Somatic embryogenesis (SE)are widely used for studying the mechanisms of embryo development. However, little is known about the underlying mechanisms especially in woody plants. Previous studies have revealed a SE system has been well-established for Cunninghamia lanceolata, but in a genotype-dependent manner which limits its application in practice. Here, we found that phytosulfokine (PSK), a plant peptide hormone, can not only increase SE efficiency, but also establish SE in those recalcitrant genotypes of C. lanceolata. PEM browning and determination of hydrogen peroxide (H2 O2 ) content by dichlorofluorescein (DCF)staining indicated that a reactive oxygen species (ROS)burst occurred rapidly after PEMs were transferred to the SE induction medium.
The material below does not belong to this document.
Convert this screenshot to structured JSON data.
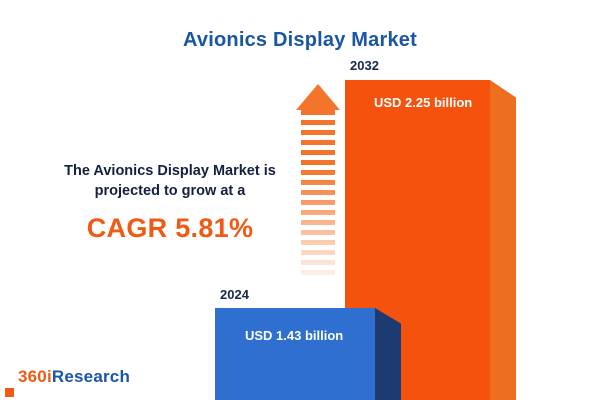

Transcriptome analysis and qRT-PCR validation showed that PSK treatment helped to maintain ROS homeostasis by decreasing the activity of PRXs in the early SE induction. This appropriate redox microenvironment medicated by PSK treatment might be helpful for expression induction of SE related genes like WOX2 in the early SE induction. Further analyses suggested that PSK promotes C. lanceolata SE induction partially through the decreasing of H2 O2 levels which is necessary but not sufficient for SE induction in recalcitrant genotypes of C. lanceolata. Furthermore, heterologous overexpression of ClPSK in Arabidopsis led to an enhanced SE induction and resistance to H2 O2 stress. Taken together, our study identifies a biological function for the plant peptide hormone PSK, extends our knowledge about SE in woody trees and provides a valuable tool for establishing an efficient and genotype-independent SE system in C. lanceolata and other coniferous trees.